Mr Butler was speaking exclusively to Financial Planning Today as he outlined the new venture, called Generation Next, which specialises in Heritage Design.
Potential clients who visit the firm’s website are directed to questionnaires which rank their financial and legacy priorities and are followed up with a consultation call with Mr Butler.
The website poses the question: “Are you confident that your children and grandchildren are prepared to receive, manage and grow their future inheritances?”
He said that many wealthy families were not always conscious of the fact that they were wealthy, but were when various business interests, property and investments were factored in and he emphasised the service was not just for the “super-rich”.
He told Financial Planning Today: “I can help prepare people for the money that is going to come to them.
“It is the missing link between the Financial Planning Community and the estate planning community and there are very few people in the country that are doing this.”
In fact, Mr Butler says he is the only person in the UK offering the Heritage Design service, which is accredited in the US and has a “proven 20-year track record”.
Mr Butler said he currently has to travel to the US every quarter “not only for training, but for accreditation” in the process.

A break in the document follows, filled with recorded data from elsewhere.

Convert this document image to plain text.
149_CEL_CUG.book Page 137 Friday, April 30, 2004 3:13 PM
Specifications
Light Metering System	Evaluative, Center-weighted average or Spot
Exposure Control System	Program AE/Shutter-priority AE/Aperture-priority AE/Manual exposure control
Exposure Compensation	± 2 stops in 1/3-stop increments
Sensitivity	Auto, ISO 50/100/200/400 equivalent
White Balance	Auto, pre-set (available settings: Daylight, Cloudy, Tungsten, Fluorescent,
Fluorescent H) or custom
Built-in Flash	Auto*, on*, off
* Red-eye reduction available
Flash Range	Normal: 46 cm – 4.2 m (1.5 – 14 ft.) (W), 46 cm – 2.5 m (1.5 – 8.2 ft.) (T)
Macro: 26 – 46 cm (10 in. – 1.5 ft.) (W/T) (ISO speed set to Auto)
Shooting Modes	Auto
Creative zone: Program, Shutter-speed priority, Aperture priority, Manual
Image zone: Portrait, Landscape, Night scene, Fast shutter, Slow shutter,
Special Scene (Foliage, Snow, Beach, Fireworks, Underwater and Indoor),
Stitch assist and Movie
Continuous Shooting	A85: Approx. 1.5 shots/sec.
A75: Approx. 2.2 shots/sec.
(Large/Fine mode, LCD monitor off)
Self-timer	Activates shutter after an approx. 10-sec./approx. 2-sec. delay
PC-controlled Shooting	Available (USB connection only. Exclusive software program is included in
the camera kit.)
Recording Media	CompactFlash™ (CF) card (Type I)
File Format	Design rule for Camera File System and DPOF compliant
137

The Chartered Financial Planner said he was learning and “Anglicising” the method and that he had ‘tweaked’ it for the UK market.
He said the scheme would help families to communicate and prepare for inheritances and “is not only about making money, but making a difference”.
Mr Butler believes helping wealthy families to organise their affairs could free them up to “do a lot for society, like philanthropy”.
Mr Butler said he was not currently operating the service on a large scale and was restricting it to “10 to 12 families a year”, but he said the scheme could “have a big social impact”.